Eglise de Vazerac

Vazerac, Bas-Quercy, Guyenne

L’église Sant-Julien de Vazerac (Vazerac, 82) aurait été fondée par les bénédictins de Cluny au 12e siècle, sur un chemin de pèlerinage faisant partie de la Via podensis1.

Façade de l’église Saint-Julien.

Cette importante paroisse de l’archiprêtré des Vaux, en Quercy Blanc, dépendait cependant directement des évêques de Cahors. En 1264, l’évêque Barthélémy de Roux l’aurait abandonnée au profit du chapitre des chanoines de sa cathédrale qui en gardèrent les bénéfices jusqu’à la Révolution Française2.

L’église romane primitive fut largement rebâtie à partir du 15e siècle et nous pouvons observer plusieurs campagnes d’œuvres. Le cœur et les deux premières travées datent de la fin du 15e siècle alors que les deux dernières travées sont construites dans un style Renaissance de la première moitié du 16e siècle. Les dommages subits pendant les Guerres de Religion entraînèrent d’importants aménagements au 17e siècle durant lequel furent construits le portail de style classique et le clocher. La voûte actuelle date du 19e siècle.

Intérieur de l’église

Dans la partie médiévale, dans une des chapelles méridionales datées du 15e siècle, l’héraldiste pourra observer une clé de voûte ornée d’un bel écu portant un burelé de 14 pièces.

Ecu burelé de 14 pièces.

Il pourrait s’agir d’une représentation des armes de la famille périgourdine de Beynac (Beynac-et-Cazenac, 24), lignée puissante originaire de la vallée de la Dordogne, qui construisit une des plus grandes forteresse encore visible aujourd’hui en Périgord. Cette famille portait selon les sources “burelé d’or et de gueules de 10 pièces” ou « d’or à 5 fasces de gueules ».

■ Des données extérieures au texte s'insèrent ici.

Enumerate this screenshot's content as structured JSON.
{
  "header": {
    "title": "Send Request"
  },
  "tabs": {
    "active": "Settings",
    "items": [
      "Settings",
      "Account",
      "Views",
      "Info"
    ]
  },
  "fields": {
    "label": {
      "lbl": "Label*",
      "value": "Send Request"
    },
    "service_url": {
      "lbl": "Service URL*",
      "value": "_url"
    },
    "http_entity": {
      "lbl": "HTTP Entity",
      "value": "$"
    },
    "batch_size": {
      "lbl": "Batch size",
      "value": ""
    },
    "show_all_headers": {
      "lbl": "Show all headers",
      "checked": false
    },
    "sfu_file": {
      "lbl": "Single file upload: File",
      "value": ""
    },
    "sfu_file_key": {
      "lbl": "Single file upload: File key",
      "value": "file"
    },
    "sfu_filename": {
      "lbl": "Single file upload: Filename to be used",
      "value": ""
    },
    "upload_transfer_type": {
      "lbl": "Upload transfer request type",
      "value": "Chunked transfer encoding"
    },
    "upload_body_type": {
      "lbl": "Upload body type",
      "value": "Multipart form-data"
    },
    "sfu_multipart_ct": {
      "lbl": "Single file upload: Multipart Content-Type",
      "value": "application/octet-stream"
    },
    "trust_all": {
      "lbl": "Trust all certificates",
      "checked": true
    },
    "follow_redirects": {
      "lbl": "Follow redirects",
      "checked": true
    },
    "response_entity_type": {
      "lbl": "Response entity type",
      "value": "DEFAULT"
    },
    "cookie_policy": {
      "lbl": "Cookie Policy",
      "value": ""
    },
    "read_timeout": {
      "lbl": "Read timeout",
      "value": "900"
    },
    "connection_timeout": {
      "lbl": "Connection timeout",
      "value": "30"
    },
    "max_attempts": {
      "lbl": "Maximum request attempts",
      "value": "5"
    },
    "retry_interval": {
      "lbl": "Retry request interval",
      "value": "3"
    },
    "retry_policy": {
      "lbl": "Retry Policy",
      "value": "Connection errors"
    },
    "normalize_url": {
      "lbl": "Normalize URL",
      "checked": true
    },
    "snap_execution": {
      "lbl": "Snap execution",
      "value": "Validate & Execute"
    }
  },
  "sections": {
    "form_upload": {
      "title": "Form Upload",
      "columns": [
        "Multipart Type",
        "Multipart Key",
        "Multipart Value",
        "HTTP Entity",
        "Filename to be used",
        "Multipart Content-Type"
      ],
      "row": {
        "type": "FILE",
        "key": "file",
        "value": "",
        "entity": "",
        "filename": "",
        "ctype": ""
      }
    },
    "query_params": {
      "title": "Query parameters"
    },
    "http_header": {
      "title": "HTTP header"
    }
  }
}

En effet, une branche cadette des Beynac de Commarque (Commarque, Les Eyzies-de-Tayac, 24)3 vint s’installer dans la vallée du Lot, à Floressas (Floressas, 82, à 30 km au nord-ouest de Vazerac), à la suite d’alliances matrimoniales avec les lignées quercynoises de Gourdon (Gourdon, 46), de Thémines (Thémines, 46) et de Montaigu (Montaigu-de-Quercy, 82) dans la première moitié du 14e siècle. Elle se maintint longtemps dans le pays. Ainsi, nous trouvons en 1428 un Jean de Beynac, seigneur de Floressas et sénéchal de l’évêque de Cahors. Cependant, aucun lien entre un Beynac et l’église de Vazerac n’a été trouvé pour le moment.

Beynac porte d’or à cinq fasces de gueules.

Comme souvent dans l’héraldique médiévale, le nombre de pièces héraldiques de ces armes mit du temps à se stabiliser et nous voyons sur les sceaux conservés4 que plusieurs membres de la famille de Beynac utilisèrent un burelé de 8 à 14 pièces au lieu des cinq fasces retenues par les héraldistes modernes. Malgré ces indices, nous devons demeurer prudents sur l’identification de ces armes dont la simplicité invite à la plus grande circonspection. Peut-être quelques documents historiques viendront un jour éclaircir cette hypothèse encore ténue.

Dans la partie plus récente  de la nef datée du 16e siècle, une chapelle latérale nord présente quatre culots armoriés et colorés. Nous les étudierons dans l’ordre des photographies ci-dessous.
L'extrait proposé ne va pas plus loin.